When the appeal reached the Supreme Court of the United States, the Court ruled that Benjamin should have recused himself. But what was so remarkable about the decision is that it wasn't 9-0 or 8-1 but 5-4. Justices John Roberts, Antonin Scalia, Clarence Thomas, and Samuel Alito -- the Court's conservative bloc -- actually thought it was OK for a judge to get $3 million from a defendant, then rule on that defendant's lawsuit.

And no one was really surprised. In a former era, liberals turned to the judiciary when the legislative process proved incapable of securing fundamental rights like voting and reproductive freedom. In the last couple of years, however, conservatives have increasingly looked to the courts to safeguard the privileges of power and wealth and turn back any victories progressives might achieve. This process really began under Ronald Reagan, who undertook a carefully planned effort to remake the courts in a more conservative image by appointing as many ideologically reliable judges as possible. Outside government, the Federalist Society was formed in 1982 to promote conservative legal ideas and conservative lawyers, while inside Reagan's Justice Department, a cadre of young ideologues worked to bend the system as far to the right as possible. Two of those young lawyers, John Roberts and Samuel Alito, now sit on the Supreme Court, where they have delivered an unending line of business-friendly decisions and overturned one law after another that impedes the privileges of power.
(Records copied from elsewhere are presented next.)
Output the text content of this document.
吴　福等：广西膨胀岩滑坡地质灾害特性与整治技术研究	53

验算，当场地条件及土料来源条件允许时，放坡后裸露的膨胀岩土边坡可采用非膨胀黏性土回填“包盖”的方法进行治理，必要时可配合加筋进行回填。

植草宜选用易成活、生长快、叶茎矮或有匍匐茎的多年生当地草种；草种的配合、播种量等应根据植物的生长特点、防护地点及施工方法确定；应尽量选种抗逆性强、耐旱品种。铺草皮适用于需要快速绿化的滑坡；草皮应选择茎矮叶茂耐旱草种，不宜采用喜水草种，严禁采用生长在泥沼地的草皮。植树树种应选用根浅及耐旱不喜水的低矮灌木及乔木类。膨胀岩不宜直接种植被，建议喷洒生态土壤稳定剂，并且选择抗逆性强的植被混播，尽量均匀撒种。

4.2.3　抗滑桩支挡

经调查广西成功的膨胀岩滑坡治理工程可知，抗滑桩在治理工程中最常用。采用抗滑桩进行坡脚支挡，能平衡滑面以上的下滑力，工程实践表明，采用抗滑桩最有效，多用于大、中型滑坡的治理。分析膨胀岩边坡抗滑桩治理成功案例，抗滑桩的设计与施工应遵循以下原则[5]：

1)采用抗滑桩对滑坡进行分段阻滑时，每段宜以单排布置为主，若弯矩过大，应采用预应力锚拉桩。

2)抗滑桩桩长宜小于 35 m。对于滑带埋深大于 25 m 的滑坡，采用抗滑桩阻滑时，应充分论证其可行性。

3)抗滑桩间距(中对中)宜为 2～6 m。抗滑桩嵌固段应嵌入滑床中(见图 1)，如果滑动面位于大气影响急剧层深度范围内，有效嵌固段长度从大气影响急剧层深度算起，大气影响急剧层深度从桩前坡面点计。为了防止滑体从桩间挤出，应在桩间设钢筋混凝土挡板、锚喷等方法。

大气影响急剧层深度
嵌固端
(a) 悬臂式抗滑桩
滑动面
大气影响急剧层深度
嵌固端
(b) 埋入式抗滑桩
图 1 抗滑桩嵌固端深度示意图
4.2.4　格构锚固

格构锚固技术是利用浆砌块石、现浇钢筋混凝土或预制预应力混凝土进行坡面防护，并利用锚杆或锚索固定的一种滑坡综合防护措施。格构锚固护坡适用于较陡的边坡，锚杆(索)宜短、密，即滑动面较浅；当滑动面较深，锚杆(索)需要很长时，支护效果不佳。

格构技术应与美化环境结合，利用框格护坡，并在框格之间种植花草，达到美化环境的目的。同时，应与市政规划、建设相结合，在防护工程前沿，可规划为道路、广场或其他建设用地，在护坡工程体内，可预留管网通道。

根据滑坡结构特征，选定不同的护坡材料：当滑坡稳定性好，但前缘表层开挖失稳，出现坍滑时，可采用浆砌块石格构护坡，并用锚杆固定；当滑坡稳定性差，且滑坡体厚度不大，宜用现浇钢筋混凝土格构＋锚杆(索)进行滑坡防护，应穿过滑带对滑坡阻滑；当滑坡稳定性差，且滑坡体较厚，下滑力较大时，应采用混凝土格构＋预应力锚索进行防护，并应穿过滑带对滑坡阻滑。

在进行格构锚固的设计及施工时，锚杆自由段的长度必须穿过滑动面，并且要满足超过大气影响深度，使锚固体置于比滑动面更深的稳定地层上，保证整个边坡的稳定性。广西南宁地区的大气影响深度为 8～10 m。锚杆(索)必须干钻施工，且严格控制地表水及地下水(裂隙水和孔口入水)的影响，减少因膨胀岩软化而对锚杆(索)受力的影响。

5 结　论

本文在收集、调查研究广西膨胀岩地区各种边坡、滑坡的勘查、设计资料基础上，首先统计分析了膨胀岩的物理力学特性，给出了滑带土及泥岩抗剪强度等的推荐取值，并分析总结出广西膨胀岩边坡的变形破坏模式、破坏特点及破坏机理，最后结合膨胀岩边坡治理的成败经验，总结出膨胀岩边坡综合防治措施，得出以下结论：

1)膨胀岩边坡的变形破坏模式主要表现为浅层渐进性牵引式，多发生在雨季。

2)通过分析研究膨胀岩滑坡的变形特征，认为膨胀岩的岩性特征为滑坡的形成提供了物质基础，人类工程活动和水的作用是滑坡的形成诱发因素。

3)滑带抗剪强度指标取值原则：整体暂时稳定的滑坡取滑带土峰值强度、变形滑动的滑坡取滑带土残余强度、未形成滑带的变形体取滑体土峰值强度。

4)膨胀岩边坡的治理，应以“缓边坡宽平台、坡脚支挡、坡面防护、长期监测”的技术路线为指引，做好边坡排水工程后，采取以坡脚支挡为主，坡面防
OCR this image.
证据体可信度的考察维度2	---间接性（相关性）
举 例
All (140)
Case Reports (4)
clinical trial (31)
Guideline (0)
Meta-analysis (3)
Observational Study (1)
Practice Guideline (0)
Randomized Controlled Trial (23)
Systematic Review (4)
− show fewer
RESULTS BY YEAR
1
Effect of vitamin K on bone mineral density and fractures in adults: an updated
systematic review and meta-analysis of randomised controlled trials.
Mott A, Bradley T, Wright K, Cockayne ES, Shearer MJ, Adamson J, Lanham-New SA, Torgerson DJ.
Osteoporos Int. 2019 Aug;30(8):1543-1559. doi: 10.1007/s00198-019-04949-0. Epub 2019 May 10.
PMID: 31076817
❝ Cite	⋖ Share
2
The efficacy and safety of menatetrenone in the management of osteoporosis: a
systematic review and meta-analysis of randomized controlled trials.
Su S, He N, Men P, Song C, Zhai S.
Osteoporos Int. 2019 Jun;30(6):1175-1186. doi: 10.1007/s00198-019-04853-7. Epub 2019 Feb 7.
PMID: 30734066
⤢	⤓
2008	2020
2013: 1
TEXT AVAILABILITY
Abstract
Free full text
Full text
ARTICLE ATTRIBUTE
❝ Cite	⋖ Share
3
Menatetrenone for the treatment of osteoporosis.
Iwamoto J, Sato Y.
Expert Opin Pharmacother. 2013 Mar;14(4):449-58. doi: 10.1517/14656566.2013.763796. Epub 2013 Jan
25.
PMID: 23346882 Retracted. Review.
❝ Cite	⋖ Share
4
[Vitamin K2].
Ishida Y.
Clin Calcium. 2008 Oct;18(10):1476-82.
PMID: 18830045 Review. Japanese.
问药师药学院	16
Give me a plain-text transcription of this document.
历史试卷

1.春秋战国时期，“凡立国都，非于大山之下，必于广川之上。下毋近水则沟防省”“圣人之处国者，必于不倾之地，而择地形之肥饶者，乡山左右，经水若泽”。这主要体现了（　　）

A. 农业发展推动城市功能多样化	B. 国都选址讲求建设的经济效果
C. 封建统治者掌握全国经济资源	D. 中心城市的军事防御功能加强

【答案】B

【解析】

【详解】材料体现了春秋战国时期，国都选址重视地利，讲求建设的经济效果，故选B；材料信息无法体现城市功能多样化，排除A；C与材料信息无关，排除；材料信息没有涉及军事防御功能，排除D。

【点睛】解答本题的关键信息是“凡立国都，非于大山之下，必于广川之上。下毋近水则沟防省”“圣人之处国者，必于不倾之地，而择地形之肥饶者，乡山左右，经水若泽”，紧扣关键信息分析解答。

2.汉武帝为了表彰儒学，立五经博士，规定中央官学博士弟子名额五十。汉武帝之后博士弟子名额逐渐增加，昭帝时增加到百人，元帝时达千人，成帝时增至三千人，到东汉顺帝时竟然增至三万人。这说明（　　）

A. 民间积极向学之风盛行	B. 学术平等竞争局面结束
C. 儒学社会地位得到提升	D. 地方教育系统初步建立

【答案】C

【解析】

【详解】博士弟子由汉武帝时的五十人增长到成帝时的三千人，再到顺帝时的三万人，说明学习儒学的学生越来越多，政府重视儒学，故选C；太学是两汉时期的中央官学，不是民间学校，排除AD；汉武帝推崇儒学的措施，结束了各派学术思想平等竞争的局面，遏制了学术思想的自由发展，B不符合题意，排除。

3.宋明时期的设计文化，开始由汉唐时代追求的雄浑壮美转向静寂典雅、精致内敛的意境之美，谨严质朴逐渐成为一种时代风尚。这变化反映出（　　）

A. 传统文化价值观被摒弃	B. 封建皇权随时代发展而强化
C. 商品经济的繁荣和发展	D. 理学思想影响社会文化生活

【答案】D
So naturally, when Democrats achieved a decades-old goal of health-insurance reform, Republicans immediately took to the courts, shopping jurisdictions for the most friendly Republican jurists they could find to hear their case. When the Iowa Supreme Court struck down the state's law forbidding gay people from marrying, conservatives ran a recall campaign to remove the judges who ruled in a way they didn't like. If you lose in the political arena, find a judge to give you the victory you were denied; if the courts don't rule how you like, use politics to banish them and install judges more inclined to your beliefs. Some, like former senator and presidential candidate Rick Santorum, even propose to eliminate an entire appeals court if it doesn't issue rulings with which conservatives agree. When we hear that at the invitation of the Koch brothers, bankrollers of the American right, Scalia and Thomas have attended retreats whose purpose is "to review strategies for combating the multitude of public policies that threaten to destroy America as we know it," we are barely surprised.

In Democracy In America, Alexis de Tocqueville noted after his tour of our country in the 1830s that some state constitutions "make the members of the judiciary elective, and they are even subjected to frequent re-elections." Despite his copious praise for so much of the young country, de Tocqueville was unequivocal in his judgment of this particular practice. "I venture to predict," he wrote, "that these innovations will sooner or later be attended with fatal consequences; and that it will be found out at some future period that by thus lessening the independence of the judiciary they have attacked not only the judicial power, but the democratic republic itself."